- O ex-governador de Minas Gerais e pré-candidato à Presidência, Romeu Zema, afirmou ter ficado surpreso ao saber que Gilmar Mendes pediu a inclusão dele no inquérito das fake news.
- Em entrevista à Bastidores CNN, Zema disse que a ação do ministro comprova a ideia de que o STF quer calar quem discorda.
- Zema classificou a postura de Gilmar como antidemocrática e disse que brasileiros enfrentam a “podridão” em Brasília.
- A CNN informou que o pedido para investigar Zema é sigiloso e foi enviado ao relator, Alexandre de Moraes, que aguarda manifestação da Procuradoria-Geral da República.
- O ex-governador já teve conflitos anteriores com Gilmar Mendes e afirmou que uma decisão favorável ao estado no passado não o obriga a ser submisso ao STF.
O ex-governador de Minas Gerais e pré-candidato à Presidência, Romeu Zema (Novo), disse nesta segunda-feira que recebeu com surpresa e decepção a notícia de que o ministro Gilmar Mendes pediu a inclusão dele no inquérito das Fake News. A informação foi veiculada pela CNN Brasil, com base em apuração sobre o caso sigiloso.
Zema afirmou, em entrevista ao Bastidores CNN, que a atitude do ministro confirmou a crença de que o STF tenta calar quem discorda. O ex-governador alegou ter usado uma alegoria para criticar aspectos do funcionamento da Corte, sugerindo que há sigilo excessivo em determinadas ações.

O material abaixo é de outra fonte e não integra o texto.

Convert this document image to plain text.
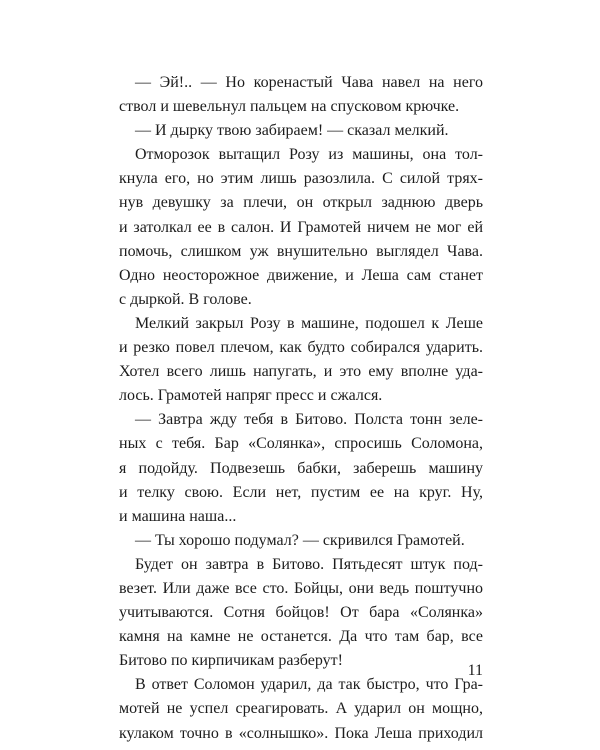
— Эй!.. — Но коренастый Чава навел на него
ствол и шевельнул пальцем на спусковом крючке.
— И дырку твою забираем! — сказал мелкий.
Отморозок вытащил Розу из машины, она тол-
кнула его, но этим лишь разозлила. С силой трях-
нув девушку за плечи, он открыл заднюю дверь
и затолкал ее в салон. И Грамотей ничем не мог ей
помочь, слишком уж внушительно выглядел Чава.
Одно неосторожное движение, и Леша сам станет
с дыркой. В голове.
Мелкий закрыл Розу в машине, подошел к Леше
и резко повел плечом, как будто собирался ударить.
Хотел всего лишь напугать, и это ему вполне уда-
лось. Грамотей напряг пресс и сжался.
— Завтра жду тебя в Битово. Полста тонн зеле-
ных с тебя. Бар «Солянка», спросишь Соломона,
я подойду. Подвезешь бабки, заберешь машину
и телку свою. Если нет, пустим ее на круг. Ну,
и машина наша...
— Ты хорошо подумал? — скривился Грамотей.
Будет он завтра в Битово. Пятьдесят штук под-
везет. Или даже все сто. Бойцы, они ведь поштучно
учитываются. Сотня бойцов! От бара «Солянка»
камня на камне не останется. Да что там бар, все
Битово по кирпичикам разберут!
В ответ Соломон ударил, да так быстро, что Гра-
мотей не успел среагировать. А ударил он мощно,
кулаком точно в «солнышко». Пока Леша приходил
11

Segundo a CNN, a solicitação para apurar Zema partiu de Gilmar Mendes e foi enviada ao relator do caso, o ministro Alexandre de Moraes, que aguarda a manifestação da Procuradoria-Geral da República. A iniciativa envolve o inquérito das Fake News e permanece sob sigilo.
A reportagem aponta que a provocação tem relação com um vídeo em que dois fantoches representam Gilmar Mendes e Dias Toffoli discutindo o tema do Banco Master. O episódio é apresentado como desdobramento de tensões entre Zema e o STF ao longo dos meses.
Em abril, Gilmar Mendes criticou Zema após o ex-governador defender impeachment e prisão de Toffoli e Moraes. Na época, o ministro chamou a ideia de contradição. Zema respondeu com novas críticas, afirmando que decisões judiciais do passado não o obrigam a se submeter ao STF.